Mas separemos as águas. A
RTP não tem qualidade de serviço público (não, não é um conceito assim tão
nebuloso quanto alguns dos seus detractores querem fazer querer) e contém um
gigantesco buraco financeiro. Isto é incontornável. Agora, esse buraco é um
buraco feito pelas pessoas que o geriram ao longo dos anos em lógica corporativista,
aproveitando-se do saco sem fundo que algumas pessoas colaram indevidamente ao
conceito «serviço público» para se safar. Esta lógica não permite esburacar,
devido à incompetência das pessoas, o próprio conceito.
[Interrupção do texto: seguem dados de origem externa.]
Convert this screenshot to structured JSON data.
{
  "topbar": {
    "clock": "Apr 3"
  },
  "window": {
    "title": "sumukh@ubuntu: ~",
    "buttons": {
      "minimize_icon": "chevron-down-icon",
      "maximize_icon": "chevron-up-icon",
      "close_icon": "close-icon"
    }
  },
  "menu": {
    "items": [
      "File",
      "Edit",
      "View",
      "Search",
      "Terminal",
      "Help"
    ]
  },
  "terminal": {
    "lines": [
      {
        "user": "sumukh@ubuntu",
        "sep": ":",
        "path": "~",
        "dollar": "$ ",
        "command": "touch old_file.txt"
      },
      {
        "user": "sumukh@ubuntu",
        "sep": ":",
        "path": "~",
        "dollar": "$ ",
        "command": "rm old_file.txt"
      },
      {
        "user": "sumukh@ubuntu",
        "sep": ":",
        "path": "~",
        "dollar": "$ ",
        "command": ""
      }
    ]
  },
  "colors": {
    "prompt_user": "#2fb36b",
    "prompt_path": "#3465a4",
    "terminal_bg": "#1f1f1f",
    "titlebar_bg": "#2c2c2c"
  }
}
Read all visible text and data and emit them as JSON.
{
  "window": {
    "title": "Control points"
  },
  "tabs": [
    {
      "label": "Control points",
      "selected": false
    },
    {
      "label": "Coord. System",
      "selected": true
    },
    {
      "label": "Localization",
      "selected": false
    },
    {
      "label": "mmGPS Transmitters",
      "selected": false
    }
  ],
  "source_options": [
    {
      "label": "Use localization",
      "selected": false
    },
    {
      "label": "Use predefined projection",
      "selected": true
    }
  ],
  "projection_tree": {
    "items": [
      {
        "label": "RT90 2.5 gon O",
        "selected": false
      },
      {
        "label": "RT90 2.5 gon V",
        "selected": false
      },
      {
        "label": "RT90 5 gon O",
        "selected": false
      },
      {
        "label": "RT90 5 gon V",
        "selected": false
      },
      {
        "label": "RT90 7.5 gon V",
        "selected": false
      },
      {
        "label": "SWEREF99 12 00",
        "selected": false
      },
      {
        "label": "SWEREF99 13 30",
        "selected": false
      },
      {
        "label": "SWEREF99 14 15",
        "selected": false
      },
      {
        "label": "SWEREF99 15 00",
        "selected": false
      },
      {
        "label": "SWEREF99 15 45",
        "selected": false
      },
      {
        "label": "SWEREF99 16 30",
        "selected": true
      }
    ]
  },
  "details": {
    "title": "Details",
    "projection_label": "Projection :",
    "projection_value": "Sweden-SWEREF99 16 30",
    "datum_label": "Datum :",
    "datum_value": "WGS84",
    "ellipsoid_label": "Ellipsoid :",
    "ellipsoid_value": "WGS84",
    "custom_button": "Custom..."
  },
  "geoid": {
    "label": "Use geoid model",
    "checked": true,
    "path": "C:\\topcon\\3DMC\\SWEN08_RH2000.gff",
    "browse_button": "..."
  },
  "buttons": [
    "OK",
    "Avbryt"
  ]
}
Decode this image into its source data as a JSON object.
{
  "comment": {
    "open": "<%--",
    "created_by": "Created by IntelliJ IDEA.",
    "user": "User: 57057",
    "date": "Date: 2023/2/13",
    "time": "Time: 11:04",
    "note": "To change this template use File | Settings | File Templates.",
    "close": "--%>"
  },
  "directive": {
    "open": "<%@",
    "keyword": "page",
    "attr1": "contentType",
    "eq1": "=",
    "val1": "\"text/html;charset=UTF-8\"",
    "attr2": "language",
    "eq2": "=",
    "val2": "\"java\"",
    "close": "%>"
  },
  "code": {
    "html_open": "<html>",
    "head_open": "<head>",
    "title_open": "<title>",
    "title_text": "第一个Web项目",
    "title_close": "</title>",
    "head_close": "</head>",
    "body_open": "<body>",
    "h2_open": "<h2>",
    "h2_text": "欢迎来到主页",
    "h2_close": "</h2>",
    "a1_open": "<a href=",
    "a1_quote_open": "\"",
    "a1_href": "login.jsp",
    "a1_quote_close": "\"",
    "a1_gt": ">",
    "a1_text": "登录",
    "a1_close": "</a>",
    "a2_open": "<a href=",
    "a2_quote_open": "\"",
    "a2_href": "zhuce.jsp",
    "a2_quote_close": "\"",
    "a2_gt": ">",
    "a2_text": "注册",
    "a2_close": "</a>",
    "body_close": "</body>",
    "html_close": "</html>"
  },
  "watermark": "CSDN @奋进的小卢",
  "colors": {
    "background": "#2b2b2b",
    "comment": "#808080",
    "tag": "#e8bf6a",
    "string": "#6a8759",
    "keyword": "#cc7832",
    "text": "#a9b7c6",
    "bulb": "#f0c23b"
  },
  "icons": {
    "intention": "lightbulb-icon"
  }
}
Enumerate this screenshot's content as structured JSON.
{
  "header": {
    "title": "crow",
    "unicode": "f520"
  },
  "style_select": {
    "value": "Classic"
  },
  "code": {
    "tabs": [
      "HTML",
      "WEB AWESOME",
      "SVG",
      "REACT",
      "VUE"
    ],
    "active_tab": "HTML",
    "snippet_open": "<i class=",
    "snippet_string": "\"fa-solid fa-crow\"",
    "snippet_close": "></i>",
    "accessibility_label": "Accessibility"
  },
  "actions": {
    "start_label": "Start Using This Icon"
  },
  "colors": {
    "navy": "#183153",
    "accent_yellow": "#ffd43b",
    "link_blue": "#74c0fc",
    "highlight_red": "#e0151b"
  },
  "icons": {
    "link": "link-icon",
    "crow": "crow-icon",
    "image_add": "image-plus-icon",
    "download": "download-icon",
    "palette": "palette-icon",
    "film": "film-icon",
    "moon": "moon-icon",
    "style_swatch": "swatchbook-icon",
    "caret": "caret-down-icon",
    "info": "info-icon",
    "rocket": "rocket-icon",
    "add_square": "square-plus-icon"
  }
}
Porque essa lógica, por
maioria de razão, teria de ser aplicada a muitas outras áreas inclusivé à da
manutenção do Estado. Se o Estado gera buracos financeiros, talvez não valha a
pena ele existir. Se nenhum aluno tira positiva nos testes da escola, talvez não
valha a pena termos avaliações, e por aí fora. Este é um argumento absurdo
porque não só nos desresponsabiliza de detectarmos e eliminarmos os erros
cometidos (a gestão da RTP não é o conceito serviço público) como mancha a
visão que temos do mundo e seus princípios, de respostas fáceis, que apenas têm
uma obsessão: a) corrigir a
matemática, para b) acalmar as águas
das políticas, para c) que no futuro
se continue a ter fundos para gerir organizações sem sentido público, para
gerir futuros buracos. Ora a possibilidade da gestão de futuros buracos é o telos no horizonte da política nacional neste momento. E com isso não
podemos conviver.
De toda esta situação, o conceito de serviço público está
arredado. Este só se preocupa com o seguinte: assim como o dinheiro dos
impostos dos contribuintes serve para manter a saúde, a justiça dos seus, também
deve assegurar um nível de educação e cultura. Nem iremos pelo atalho do dito
popular que «a educação e cultura não têm preço». Agora o que não há é um
correspondente directo entre o nível de cultura e educação e o dinheiro
despendido com um canal de televisão. Essa fuga à lógica economicista enerva
muita gente. Aliás, foi a a necessidade de entrar nesse esquema economicista
que levou a RTP a entrar nos circuitos de mercado que pagam a peso de ouro
programas ignóbeis que traem o espírito do verdadeiro serviço público.
Desta forma, corre-se o
risco de ter vista curta, de se assistir à desfiguração dos valores para
propósitos político-económicos. É desse «déficit», o «déficit de valores», que,
ao contrário de outros, nos parece impossível recuperar.